Diese Entwicklung trifft das Unternehmen in einer Phase, in der die Nachfrage nach kritischen Materialien für die Chipindustrie ein Rekordniveau erreicht hat.

Exportkontrollen bremsen Lieferketten aus

Die Verzögerungen im Warenverkehr mit Nordamerika stehen im Zusammenhang mit den Exportkontrollen für spezifische Halbleitermaterialien, die seitens der chinesischen Behörden umgesetzt werden.

Da AXT wesentliche Teile seiner Produktion über die Tochtergesellschaft Beijing Tongmei in China abwickelt, ist das Unternehmen unmittelbar von den bürokratischen Hürden betroffen. Branchenexperten wiesen bereits gestern darauf hin, dass die Genehmigungsprozesse die logistischen Abläufe zunehmend erschweren.

Diese Handelshemmnisse belasten die kurzfristige Verfügbarkeit von Substraten, die für Hochleistungsanwendungen in der Optoelektronik und 5G-Technologie essenziell sind. Trotz der aktuellen Ausfuhrverzögerungen plant das Unternehmen weiterhin, seine Produktionskapazitäten im laufenden Jahr zu verdoppeln. Damit reagiert das Management auf die globale Knappheit an spezialisierten Wafern, die für die KI-Infrastruktur benötigt werden.

Rekordwerte beim Auftragsbestand und Umsatz

Ungeachtet der regulatorischen Hürden verzeichnete das Unternehmen im zweiten Quartal 2026 ein deutliches Wachstum. Der Gesamtumsatz stieg auf 47,6 Millionen US-Dollar, was einem Zuwachs von mehr als 164 Prozent im Vergleich zum Vorjahreszeitraum entspricht.

Besonders dynamisch entwickelte sich das Geschäft mit Substraten, das ein Plus von rund 232 Prozent verbuchte. Diese Zahlen unterstreichen die hohe Relevanz der Produkte für die aktuelle Technologie-Welle.

Besonders hervorzuheben ist der Auftragsbestand bei Indiumphosphid, der inzwischen ein Volumen von über 100 Millionen US-Dollar überschritten hat. Diese prall gefüllten Orderbücher bieten zwar eine hohe Visibilität für künftige Erlöse, erhöhen jedoch gleichzeitig den Druck auf die Lieferfähigkeit unter den gegebenen Exportbeschränkungen. Die Aktie notiert heute bei 57,78 Euro und verzeichnete damit seit Jahresbeginn ein Plus von 353 Prozent.
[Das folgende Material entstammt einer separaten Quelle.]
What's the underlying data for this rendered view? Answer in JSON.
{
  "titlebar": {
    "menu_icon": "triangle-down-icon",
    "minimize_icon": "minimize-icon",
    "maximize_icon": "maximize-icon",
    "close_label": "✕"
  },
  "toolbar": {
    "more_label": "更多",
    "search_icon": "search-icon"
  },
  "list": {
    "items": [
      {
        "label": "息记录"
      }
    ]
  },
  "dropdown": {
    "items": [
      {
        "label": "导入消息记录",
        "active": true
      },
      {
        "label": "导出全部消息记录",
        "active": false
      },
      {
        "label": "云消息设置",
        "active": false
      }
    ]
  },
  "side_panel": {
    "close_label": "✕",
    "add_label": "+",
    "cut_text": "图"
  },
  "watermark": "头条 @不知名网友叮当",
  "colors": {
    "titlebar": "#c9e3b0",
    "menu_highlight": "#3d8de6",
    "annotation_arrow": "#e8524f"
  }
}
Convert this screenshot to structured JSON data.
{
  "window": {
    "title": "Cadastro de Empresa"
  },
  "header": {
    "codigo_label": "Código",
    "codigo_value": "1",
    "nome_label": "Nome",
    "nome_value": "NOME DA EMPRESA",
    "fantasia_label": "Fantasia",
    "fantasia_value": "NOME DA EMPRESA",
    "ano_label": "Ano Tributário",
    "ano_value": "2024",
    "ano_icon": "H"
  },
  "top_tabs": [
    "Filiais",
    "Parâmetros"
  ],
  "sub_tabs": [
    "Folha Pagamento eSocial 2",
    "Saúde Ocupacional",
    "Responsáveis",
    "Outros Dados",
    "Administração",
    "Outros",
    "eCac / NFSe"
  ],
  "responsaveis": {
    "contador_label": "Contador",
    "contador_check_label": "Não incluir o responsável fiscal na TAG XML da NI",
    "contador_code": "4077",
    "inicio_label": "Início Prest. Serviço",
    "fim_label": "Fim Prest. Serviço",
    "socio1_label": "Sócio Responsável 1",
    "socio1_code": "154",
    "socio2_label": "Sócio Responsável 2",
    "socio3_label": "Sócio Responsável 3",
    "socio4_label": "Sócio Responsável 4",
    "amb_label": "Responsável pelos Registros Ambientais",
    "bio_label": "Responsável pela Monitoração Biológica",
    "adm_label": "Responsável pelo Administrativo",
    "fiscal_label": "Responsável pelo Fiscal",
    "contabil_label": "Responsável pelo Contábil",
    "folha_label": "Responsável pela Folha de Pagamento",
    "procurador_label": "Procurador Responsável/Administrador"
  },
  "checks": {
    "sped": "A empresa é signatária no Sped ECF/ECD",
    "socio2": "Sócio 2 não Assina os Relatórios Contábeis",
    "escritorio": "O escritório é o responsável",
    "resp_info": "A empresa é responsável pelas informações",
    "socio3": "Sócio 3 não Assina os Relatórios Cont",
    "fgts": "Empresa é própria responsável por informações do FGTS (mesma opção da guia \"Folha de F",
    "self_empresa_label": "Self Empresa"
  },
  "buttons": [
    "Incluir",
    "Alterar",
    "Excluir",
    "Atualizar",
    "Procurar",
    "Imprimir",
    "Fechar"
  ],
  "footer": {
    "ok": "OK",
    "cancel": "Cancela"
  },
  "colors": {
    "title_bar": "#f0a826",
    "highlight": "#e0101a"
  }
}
Bewertung und Risiken im Fokus

Trotz der starken fundamentalen Entwicklung am Markt für Halbleitermaterialien mahnen Analysten zur Vorsicht hinsichtlich der Bewertung. Das Kurs-Umsatz-Verhältnis liegt derzeit bei etwa 35,2 und übertrifft damit den Branchendurchschnitt von 6,8 deutlich. Marktbeobachter wiesen heute darauf hin, dass die Aktie nach der massiven Rallye seit dem Jahreswechsel nun eine ambitionierte Bewertung widerspiegelt.
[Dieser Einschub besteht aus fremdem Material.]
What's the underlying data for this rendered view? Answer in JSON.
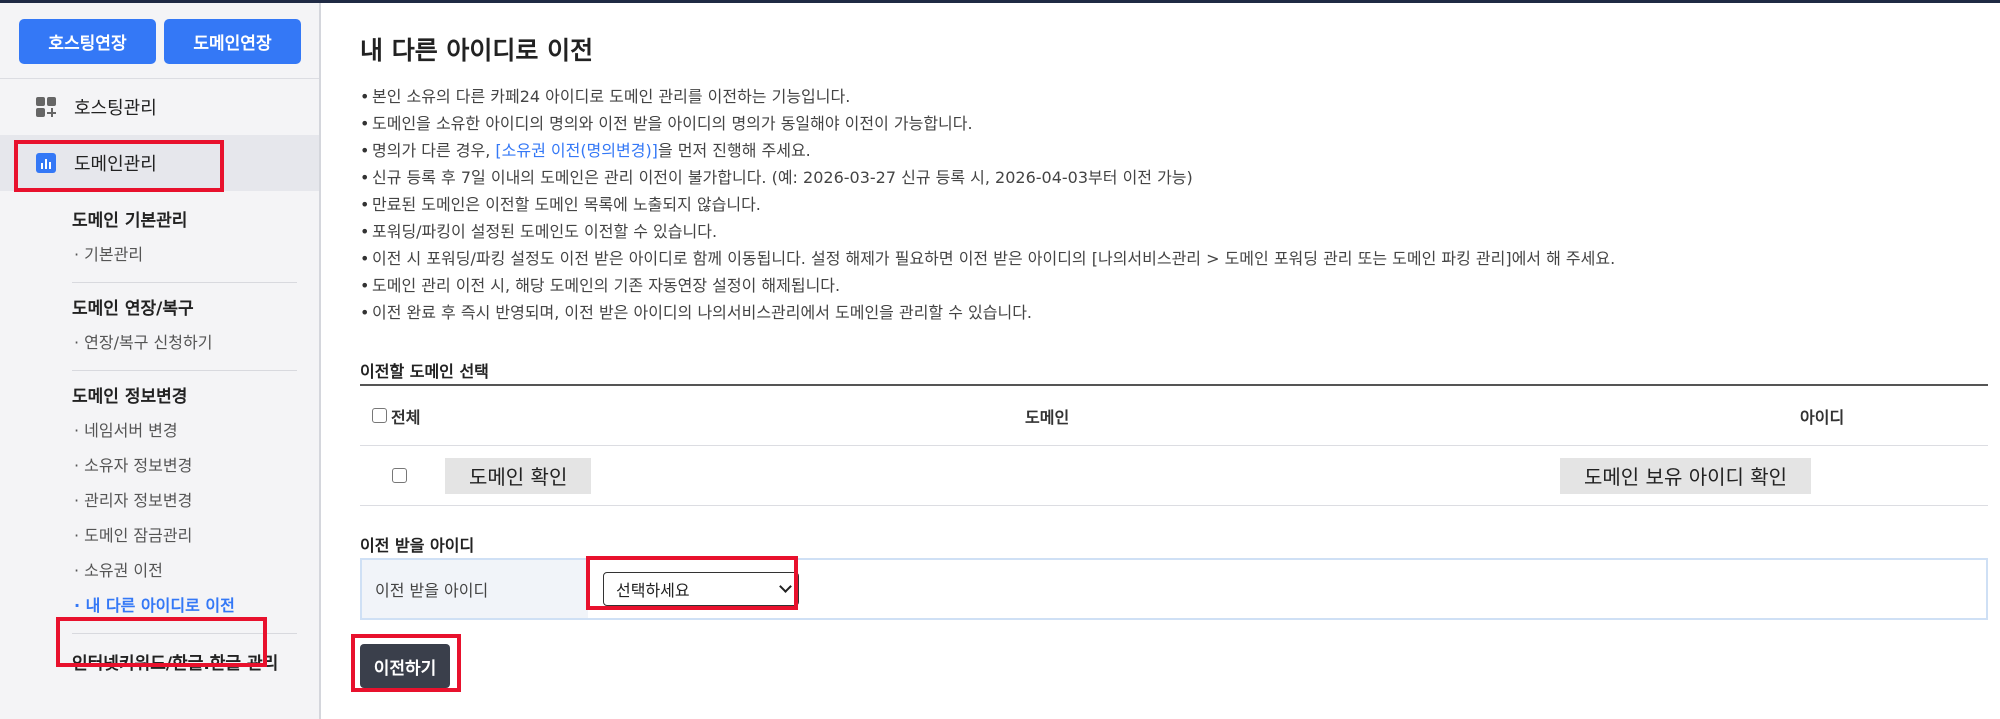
{
  "sidebar": {
    "top_buttons": {
      "hosting_renew": "호스팅연장",
      "domain_renew": "도메인연장"
    },
    "nav": {
      "hosting_mgmt": "호스팅관리",
      "domain_mgmt": "도메인관리"
    },
    "sections": [
      {
        "title": "도메인 기본관리",
        "items": [
          "· 기본관리"
        ]
      },
      {
        "title": "도메인 연장/복구",
        "items": [
          "· 연장/복구 신청하기"
        ]
      },
      {
        "title": "도메인 정보변경",
        "items": [
          "· 네임서버 변경",
          "· 소유자 정보변경",
          "· 관리자 정보변경",
          "· 도메인 잠금관리",
          "· 소유권 이전",
          "· 내 다른 아이디로 이전"
        ]
      },
      {
        "title": "인터넷키워드/한글.한글 관리",
        "items": []
      }
    ],
    "active_item": "· 내 다른 아이디로 이전"
  },
  "main": {
    "title": "내 다른 아이디로 이전",
    "notes": [
      "본인 소유의 다른 카페24 아이디로 도메인 관리를 이전하는 기능입니다.",
      "도메인을 소유한 아이디의 명의와 이전 받을 아이디의 명의가 동일해야 이전이 가능합니다.",
      {
        "before": "명의가 다른 경우, ",
        "link": "[소유권 이전(명의변경)]",
        "after": "을 먼저 진행해 주세요."
      },
      "신규 등록 후 7일 이내의 도메인은 관리 이전이 불가합니다. (예: 2026-03-27 신규 등록 시, 2026-04-03부터 이전 가능)",
      "만료된 도메인은 이전할 도메인 목록에 노출되지 않습니다.",
      "포워딩/파킹이 설정된 도메인도 이전할 수 있습니다.",
      "이전 시 포워딩/파킹 설정도 이전 받은 아이디로 함께 이동됩니다. 설정 해제가 필요하면 이전 받은 아이디의 [나의서비스관리 > 도메인 포워딩 관리 또는 도메인 파킹 관리]에서 해 주세요.",
      "도메인 관리 이전 시, 해당 도메인의 기존 자동연장 설정이 해제됩니다.",
      "이전 완료 후 즉시 반영되며, 이전 받은 아이디의 나의서비스관리에서 도메인을 관리할 수 있습니다."
    ],
    "select_section": {
      "title": "이전할 도메인 선택",
      "headers": {
        "all": "전체",
        "domain": "도메인",
        "id": "아이디"
      },
      "row": {
        "domain_btn": "도메인 확인",
        "id_btn": "도메인 보유 아이디 확인"
      }
    },
    "recv_section": {
      "title": "이전 받을 아이디",
      "label": "이전 받을 아이디",
      "select_value": "선택하세요"
    },
    "submit_label": "이전하기"
  }
}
Das Papier liegt derzeit rund 55 Prozent unter seinem 52-Wochen-Hoch von 128,55 Euro, das am 25. Mai 2026 markiert wurde. Neben der hohen Bewertung bleibt die Abhängigkeit von der chinesischen Tochtergesellschaft Beijing Tongmei das zentrale Risiko für Anleger.
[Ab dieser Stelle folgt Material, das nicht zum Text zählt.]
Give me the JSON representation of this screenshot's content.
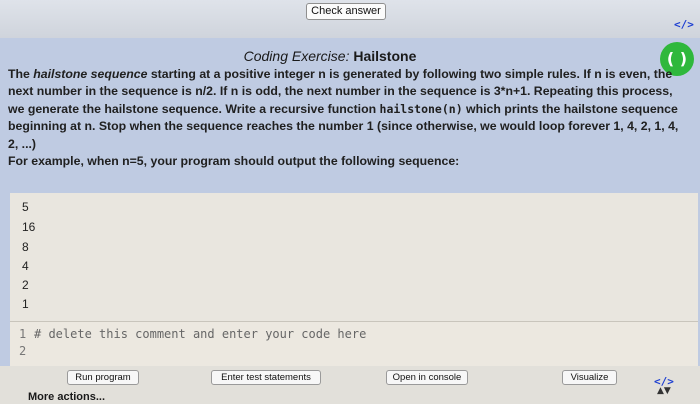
{
  "toolbar": {
    "check_answer_label": "Check answer",
    "code_icon": "</>"
  },
  "exercise": {
    "title_lead": "Coding Exercise:",
    "title_name": "Hailstone",
    "status_icon": "( )",
    "description": {
      "p1": "The ",
      "term": "hailstone sequence",
      "p2": " starting at a positive integer n is generated by following two simple rules. If n is even, the next number in the sequence is n/2. If n is odd, the next number in the sequence is 3*n+1. Repeating this process, we generate the hailstone sequence. Write a recursive function ",
      "func": "hailstone(n)",
      "p3": " which prints the hailstone sequence beginning at n. Stop when the sequence reaches the number 1 (since otherwise, we would loop forever 1, 4, 2, 1, 4, 2, ...)",
      "example": "For example, when n=5, your program should output the following sequence:"
    },
    "sample_output": [
      "5",
      "16",
      "8",
      "4",
      "2",
      "1"
    ]
  },
  "editor": {
    "line_numbers": [
      "1",
      "2"
    ],
    "lines": [
      "# delete this comment and enter your code here",
      ""
    ]
  },
  "actions": {
    "run_program": "Run program",
    "enter_test_statements": "Enter test statements",
    "open_in_console": "Open in console",
    "visualize": "Visualize",
    "code_icon": "</>",
    "more_actions": "More actions...",
    "sort_icon": "▲▼"
  }
}
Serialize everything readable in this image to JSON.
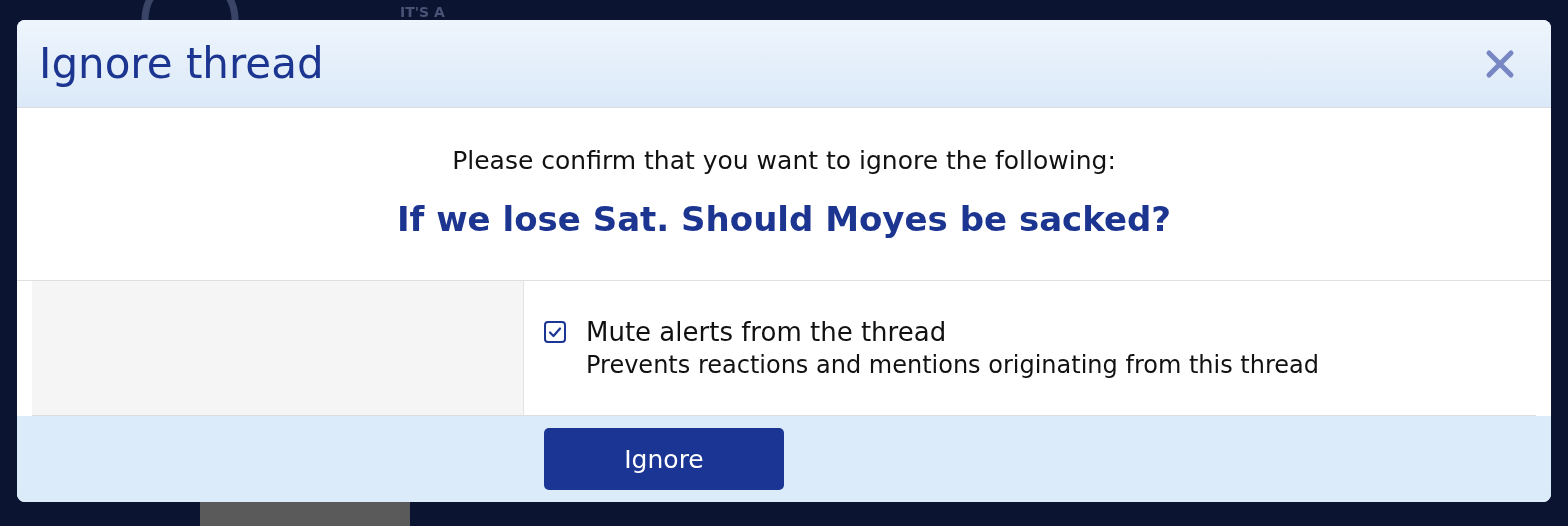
{
  "background": {
    "banner_text": "IT'S A"
  },
  "dialog": {
    "title": "Ignore thread",
    "message": "Please confirm that you want to ignore the following:",
    "thread_title": "If we lose Sat. Should Moyes be sacked?",
    "options": [
      {
        "label": "Mute alerts from the thread",
        "description": "Prevents reactions and mentions originating from this thread",
        "checked": true
      }
    ],
    "buttons": [
      "Ignore"
    ]
  }
}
Sollten sich die Exportverzögerungen verfestigen oder weitere Handelsrestriktionen in Kraft treten, könnte dies die Abarbeitung des hohen Auftragsbestands nachhaltig gefährden. Die weitere Entwicklung wird maßgeblich davon abhängen, wie effizient die Exportgenehmigungen für den US-Markt erteilt werden.